At first, coins are minted through the mining process. These new coins form what’s known as the ‘coinbase.’ Now imagine a miner, who has received the current 6.25 BTC block reward, sends 1 BTC to Alice. On the ledger, this actually appears as 6.25 BTC sent to Alice and 5.25 BTC sent back to the miner, leaving Alice with a balance of 1 BTC and the miner with a balance of 5.25 BTC (the miner has an unspent transaction output of 5.25 BTC). The system is analogous to paying for something using a cash note: if the cost of the item is $2.50, you don’t cut a five-dollar note in half. Instead, you hand over the whole five-dollar note and receive $2.50 in change. In our example, the miner has sent over a 6.25 BTC ‘note’ and received 5.25 BTC in change. As it relates to fees, even though the amount of Bitcoin involved is significant, the fee for completing the transaction will be relatively small because the transaction is relatively simple. That’s because there’s only one output (1 BTC to Alice) and it comes from only one input or ‘note’ (the 6.25 BTC coinbase transaction). If we think of notes as taking up space on the Bitcoin ledger, we can see that this transaction takes up the least amount of space (bytes) possible.

Why are some Bitcoin transactions more expensive than others?

Now let’s imagine Alice buys one more BTC at a later date from a different miner. Alice will then have 2 BTC in her wallet, but each one will have originated from different ‘notes.’ In effect, this means Alice has two 1-BTC notes in her wallet. If Alice wants to send 2 BTC to Bob, she’ll be sending those two notes. And since more notes means more data, and more data means higher cost, this transaction will be more expensive than if Alice had sent a single ‘note.’ Put another way, the transaction will consume more bytes, so Alice will have to pay more satoshis to convince a miner to include it in the next block.

For the average user, this means you’ll end up paying significantly more for a transaction if it involves moving many ‘notes.’ For example, imagine you’ve received a hundred small payments into your wallet from different people, over a period of months, until you’ve accumulated one full bitcoin. Now, if you want to send that one bitcoin to someone else, you’ll actually be sending 100 ‘notes.’ This will incur significantly more fees than if you’d sent a single ‘note’ as our miner did in the first example.

How do I set the BTC network fee in my Bitcoin wallet?

This, again, depends on the wallet. In fact, many web wallets (cryptocurrency exchanges) don’t give you any control over the network fee whatsoever. Instead, they have a predetermined fee (which is almost always set higher than the actual fees they will pay). In other words, they profit when their customers withdraw bitcoin. This is a common revenue-generation strategy for cryptocurrency exchanges.
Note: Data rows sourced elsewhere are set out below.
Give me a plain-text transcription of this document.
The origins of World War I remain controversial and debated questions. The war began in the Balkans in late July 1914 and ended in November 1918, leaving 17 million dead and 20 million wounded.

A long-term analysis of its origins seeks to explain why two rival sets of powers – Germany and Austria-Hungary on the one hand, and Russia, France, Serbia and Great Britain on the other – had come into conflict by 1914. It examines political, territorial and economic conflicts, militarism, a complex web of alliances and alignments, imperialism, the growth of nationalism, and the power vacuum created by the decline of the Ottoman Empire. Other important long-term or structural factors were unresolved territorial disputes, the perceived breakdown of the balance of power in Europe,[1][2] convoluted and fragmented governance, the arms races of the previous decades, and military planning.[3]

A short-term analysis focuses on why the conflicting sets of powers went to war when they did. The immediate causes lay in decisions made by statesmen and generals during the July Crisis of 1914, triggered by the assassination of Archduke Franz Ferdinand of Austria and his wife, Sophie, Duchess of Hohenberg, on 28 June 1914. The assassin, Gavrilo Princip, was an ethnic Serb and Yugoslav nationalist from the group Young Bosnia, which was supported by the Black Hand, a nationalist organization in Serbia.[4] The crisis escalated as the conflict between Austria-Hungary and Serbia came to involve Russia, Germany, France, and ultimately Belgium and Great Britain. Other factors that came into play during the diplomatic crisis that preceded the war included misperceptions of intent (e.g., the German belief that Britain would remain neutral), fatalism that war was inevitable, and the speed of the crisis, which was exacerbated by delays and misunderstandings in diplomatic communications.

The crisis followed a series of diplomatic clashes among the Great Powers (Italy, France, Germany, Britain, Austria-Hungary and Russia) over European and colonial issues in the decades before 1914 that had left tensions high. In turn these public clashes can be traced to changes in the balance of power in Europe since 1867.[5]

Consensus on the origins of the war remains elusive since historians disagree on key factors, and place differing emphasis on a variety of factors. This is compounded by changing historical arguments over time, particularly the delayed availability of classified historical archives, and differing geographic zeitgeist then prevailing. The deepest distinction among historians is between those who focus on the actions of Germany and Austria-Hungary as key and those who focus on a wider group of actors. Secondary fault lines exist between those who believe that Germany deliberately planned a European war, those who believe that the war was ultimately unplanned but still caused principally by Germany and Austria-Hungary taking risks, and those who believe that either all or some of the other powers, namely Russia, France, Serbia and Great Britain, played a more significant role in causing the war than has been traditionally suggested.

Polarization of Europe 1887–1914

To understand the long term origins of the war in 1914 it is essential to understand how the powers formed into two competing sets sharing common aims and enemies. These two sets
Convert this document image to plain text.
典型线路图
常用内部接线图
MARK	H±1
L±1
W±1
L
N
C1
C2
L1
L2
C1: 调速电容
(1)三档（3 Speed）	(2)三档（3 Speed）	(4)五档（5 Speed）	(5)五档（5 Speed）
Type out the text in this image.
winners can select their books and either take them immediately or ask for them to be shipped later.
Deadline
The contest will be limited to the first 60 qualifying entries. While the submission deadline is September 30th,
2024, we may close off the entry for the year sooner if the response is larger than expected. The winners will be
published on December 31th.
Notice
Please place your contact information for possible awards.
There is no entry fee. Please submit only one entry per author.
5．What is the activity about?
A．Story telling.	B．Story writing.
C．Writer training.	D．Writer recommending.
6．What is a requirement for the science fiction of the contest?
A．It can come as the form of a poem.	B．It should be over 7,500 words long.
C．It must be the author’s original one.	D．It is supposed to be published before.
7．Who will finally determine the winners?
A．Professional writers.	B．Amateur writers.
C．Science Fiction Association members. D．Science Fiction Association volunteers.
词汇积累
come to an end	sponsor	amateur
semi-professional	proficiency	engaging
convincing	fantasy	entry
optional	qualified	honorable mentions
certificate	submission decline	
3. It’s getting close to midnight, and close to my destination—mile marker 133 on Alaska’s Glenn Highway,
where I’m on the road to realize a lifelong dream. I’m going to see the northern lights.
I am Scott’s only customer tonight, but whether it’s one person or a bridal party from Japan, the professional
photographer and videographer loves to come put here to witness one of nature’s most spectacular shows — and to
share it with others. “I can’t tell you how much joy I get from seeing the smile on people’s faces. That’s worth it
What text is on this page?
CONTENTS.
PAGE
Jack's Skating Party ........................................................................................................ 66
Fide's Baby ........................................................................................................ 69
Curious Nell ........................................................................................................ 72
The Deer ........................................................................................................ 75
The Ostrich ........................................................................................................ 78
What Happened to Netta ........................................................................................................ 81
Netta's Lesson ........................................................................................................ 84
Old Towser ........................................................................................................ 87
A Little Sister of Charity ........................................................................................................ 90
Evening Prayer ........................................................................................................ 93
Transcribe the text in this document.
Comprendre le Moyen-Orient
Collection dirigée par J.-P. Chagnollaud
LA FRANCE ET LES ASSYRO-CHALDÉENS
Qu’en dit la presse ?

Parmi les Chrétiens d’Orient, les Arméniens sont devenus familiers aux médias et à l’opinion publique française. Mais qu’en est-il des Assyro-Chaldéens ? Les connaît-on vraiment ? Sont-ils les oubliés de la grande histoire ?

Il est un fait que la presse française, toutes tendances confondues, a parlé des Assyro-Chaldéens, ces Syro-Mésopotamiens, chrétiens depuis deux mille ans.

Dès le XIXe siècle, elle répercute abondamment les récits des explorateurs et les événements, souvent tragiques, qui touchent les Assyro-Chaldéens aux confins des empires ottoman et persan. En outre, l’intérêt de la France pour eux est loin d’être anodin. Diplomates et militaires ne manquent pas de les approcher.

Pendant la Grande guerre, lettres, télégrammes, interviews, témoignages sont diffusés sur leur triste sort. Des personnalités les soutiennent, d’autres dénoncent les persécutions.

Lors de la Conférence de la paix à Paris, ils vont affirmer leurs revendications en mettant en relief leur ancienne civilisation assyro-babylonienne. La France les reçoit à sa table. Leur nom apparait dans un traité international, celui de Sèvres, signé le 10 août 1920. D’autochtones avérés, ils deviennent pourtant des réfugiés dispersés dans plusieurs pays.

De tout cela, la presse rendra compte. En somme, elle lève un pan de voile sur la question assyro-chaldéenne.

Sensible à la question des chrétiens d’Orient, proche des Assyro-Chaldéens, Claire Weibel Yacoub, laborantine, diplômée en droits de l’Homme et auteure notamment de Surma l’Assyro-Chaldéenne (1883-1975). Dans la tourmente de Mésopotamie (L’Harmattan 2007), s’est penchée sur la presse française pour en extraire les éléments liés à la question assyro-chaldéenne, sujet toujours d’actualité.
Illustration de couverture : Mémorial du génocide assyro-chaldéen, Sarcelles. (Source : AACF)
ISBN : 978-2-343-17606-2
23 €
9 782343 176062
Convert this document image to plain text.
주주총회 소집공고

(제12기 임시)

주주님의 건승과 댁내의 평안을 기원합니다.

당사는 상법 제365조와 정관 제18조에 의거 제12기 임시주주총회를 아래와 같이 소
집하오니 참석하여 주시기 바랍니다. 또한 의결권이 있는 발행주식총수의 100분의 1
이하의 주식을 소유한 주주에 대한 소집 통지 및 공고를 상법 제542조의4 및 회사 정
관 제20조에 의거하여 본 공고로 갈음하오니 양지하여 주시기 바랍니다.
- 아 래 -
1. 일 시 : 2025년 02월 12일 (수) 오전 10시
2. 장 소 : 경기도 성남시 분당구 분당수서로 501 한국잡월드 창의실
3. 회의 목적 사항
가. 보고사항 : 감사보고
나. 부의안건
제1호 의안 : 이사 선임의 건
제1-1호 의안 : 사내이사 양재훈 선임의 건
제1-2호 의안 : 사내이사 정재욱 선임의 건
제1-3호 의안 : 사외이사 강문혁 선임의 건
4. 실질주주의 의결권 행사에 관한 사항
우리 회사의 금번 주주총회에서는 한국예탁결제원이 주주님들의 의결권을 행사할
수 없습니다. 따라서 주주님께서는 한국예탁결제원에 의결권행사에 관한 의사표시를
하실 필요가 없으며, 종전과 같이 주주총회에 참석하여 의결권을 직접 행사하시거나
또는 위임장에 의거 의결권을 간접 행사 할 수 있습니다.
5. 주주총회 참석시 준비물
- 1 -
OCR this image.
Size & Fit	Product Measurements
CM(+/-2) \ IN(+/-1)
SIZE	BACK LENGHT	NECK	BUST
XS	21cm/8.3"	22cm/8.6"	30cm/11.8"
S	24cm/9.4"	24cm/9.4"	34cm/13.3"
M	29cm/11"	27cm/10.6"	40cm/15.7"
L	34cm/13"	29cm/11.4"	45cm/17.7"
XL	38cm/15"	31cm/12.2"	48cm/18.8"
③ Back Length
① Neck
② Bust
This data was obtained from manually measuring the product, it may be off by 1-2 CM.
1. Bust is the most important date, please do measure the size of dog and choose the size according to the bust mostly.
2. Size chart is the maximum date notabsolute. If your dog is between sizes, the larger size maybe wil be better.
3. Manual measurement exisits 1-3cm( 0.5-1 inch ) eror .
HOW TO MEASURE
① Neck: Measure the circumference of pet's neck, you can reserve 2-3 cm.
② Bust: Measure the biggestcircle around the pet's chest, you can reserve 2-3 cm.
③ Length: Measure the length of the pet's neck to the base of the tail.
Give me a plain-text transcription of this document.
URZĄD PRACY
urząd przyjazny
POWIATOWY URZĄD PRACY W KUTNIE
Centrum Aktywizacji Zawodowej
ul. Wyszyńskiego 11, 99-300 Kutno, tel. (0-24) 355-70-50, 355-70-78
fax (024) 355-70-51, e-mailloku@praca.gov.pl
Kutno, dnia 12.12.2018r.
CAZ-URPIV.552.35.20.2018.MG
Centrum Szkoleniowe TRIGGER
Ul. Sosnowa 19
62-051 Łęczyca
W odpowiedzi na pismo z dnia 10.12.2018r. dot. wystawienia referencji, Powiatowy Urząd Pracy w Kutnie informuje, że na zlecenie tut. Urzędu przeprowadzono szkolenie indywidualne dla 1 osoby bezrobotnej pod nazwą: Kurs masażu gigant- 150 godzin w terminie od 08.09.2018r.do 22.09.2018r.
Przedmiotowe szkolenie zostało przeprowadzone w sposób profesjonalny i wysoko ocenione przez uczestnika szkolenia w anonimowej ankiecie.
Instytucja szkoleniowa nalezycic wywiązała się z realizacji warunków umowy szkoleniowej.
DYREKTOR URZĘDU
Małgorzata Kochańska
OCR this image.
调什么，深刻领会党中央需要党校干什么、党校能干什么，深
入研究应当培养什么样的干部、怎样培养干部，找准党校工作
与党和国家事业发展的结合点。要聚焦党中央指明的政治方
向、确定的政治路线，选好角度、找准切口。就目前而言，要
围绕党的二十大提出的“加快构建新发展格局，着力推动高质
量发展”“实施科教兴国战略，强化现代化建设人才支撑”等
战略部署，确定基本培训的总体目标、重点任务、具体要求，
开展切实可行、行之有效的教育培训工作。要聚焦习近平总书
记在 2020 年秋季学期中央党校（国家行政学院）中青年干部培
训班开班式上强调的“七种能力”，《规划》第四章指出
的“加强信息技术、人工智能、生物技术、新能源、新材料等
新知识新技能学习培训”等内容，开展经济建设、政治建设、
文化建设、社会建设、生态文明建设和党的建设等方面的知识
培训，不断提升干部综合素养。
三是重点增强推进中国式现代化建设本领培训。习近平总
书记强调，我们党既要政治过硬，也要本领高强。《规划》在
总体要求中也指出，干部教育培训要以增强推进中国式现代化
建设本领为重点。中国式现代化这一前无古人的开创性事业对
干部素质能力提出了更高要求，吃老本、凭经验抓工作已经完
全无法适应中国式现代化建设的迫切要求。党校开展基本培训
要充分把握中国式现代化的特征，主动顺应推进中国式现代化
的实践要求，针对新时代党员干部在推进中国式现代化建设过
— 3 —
Most non-custodial wallets, however, allow you to customize the fee you attach to your Bitcoin transactions. The Wallet, for example, has three convenient fee settings, as well as the option to set custom fees. The default speed (“Fast”) is set to have your transaction confirmed most likely within the next three blocks (so less than 30 minutes). If you change it to “Fastest,” you’ll pay a higher fee and likely have your transaction confirmed in the next two blocks (so less than 20 minutes). Changing it to “Eco” will save you some money, but still result in your transaction most likely getting confirmed within the next six blocks, so generally less than 60 minutes. For advanced users, you also have the option of setting a custom fee. You’ll want to use a tool like Bitcoinfees to ensure you’re choosing an appropriate fee given the current state of network congestion.